Santo Domingo’s community cares more about housing, unemployment, income, and access to healthcare. In this neighborhood and similar ones in Medellin, the housing situation is dire due to overcrowding in low-income areas.  As one of the most densely populated areas in the city, Santo Domingo commonly hosts six to ten people per house, with some not even having access to toilets or clean water.

The ultimate result of urban development in Medellin is “green gentrification,” Arboleda said. New infrastructure attracted new businesses, which led to increased rent and indirectly displaced even more residents. Although the city creates the impression that the new infrastructure has economically revitalized the neighborhood, funding comes from external sources, so any profit goes back to those external sources.

According to Arboleda, the whole sustainable development project is targeted towards preventing the expansion of slums by restricting the construction of more low-income housing in the area. In Medellin, poor residents will be contained within Santo Domingo as those who live near the green belt will find property too expensive and be forced to move. He described the phenomenon as “territorial encroachment and control exercised by the city government” that creates a “source of anxiety among low-income, hillside residents.”

In Chapter Two of his book, Arboleda writes, “Architectural projects end up subjecting populations in poverty to all forms of abuse, including impositions, economic burden, displacement, expropriation, technological experimentation, and even risk people’s lives since experimental green buildings sometimes collapse.”

Arboleda concluded his lecture with a potential solution to counterproductive urban development projects — social designers should forget about sustainability for now and first focus on addressing poverty.
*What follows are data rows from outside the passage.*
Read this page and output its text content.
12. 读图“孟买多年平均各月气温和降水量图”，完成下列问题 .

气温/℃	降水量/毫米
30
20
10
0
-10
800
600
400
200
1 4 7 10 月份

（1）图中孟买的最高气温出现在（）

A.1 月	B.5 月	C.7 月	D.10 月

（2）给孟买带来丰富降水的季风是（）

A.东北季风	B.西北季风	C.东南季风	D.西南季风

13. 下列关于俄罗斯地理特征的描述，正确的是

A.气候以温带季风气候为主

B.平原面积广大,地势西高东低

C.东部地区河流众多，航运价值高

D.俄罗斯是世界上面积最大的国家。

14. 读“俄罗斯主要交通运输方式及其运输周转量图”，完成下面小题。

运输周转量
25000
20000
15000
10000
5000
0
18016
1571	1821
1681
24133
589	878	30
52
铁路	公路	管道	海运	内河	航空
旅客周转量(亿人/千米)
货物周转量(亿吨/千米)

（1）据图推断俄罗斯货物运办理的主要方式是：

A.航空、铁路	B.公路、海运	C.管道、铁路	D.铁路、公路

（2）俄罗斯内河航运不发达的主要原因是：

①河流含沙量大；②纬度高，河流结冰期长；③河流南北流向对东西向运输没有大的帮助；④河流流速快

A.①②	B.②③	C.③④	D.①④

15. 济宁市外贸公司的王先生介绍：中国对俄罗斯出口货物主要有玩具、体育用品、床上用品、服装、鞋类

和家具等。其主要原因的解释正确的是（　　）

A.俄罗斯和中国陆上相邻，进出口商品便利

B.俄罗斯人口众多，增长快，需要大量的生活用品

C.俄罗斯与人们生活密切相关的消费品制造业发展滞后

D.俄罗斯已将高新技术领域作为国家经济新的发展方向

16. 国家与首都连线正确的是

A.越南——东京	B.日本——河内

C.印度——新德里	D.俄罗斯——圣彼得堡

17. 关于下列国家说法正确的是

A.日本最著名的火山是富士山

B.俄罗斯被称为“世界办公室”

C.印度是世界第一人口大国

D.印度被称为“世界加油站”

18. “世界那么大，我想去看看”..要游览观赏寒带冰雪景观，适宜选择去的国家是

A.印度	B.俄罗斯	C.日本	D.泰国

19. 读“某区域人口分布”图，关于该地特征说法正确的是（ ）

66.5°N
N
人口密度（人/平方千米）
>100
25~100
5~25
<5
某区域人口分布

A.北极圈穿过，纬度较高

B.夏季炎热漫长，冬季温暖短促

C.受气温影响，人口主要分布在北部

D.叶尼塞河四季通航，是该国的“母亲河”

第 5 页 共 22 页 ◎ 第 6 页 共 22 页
Acknowledging how radical his proposition sounds, Arboleda said, “the hegemonic character of sustainability makes it difficult to oppose.” However, after applying his theory with his own clients, he has learned that the outcome is desirable. As a practice, he never discusses sustainability as a goal with the people he works with, so that his clients can make affordable and adoptable decisions for the future that reflect their own interests. He has observed that this approach often results in his clients choosing feasible, environmentally conscious designs. 

Arboleda has found that both the definition of sustainability and the notion of community participation are too compromised to be of any value. He explained that while societies need both environmentally conscious urban design and participatory government initiatives, they need to strive for better positionality, with no underlying interests of control by figures of authority that taint the process. Ethnoarchitecture’s bottom-up participation model, he suggests, is ideal to advocate for radical participatory change. Rather than the designer directing the subject, or the designer and subject co-participating, the residents need to design and then consult an agent. Consequently, architects can act as a supporter of the vision as opposed to the driver. “We need to hear rather than speak,” Arboleda said.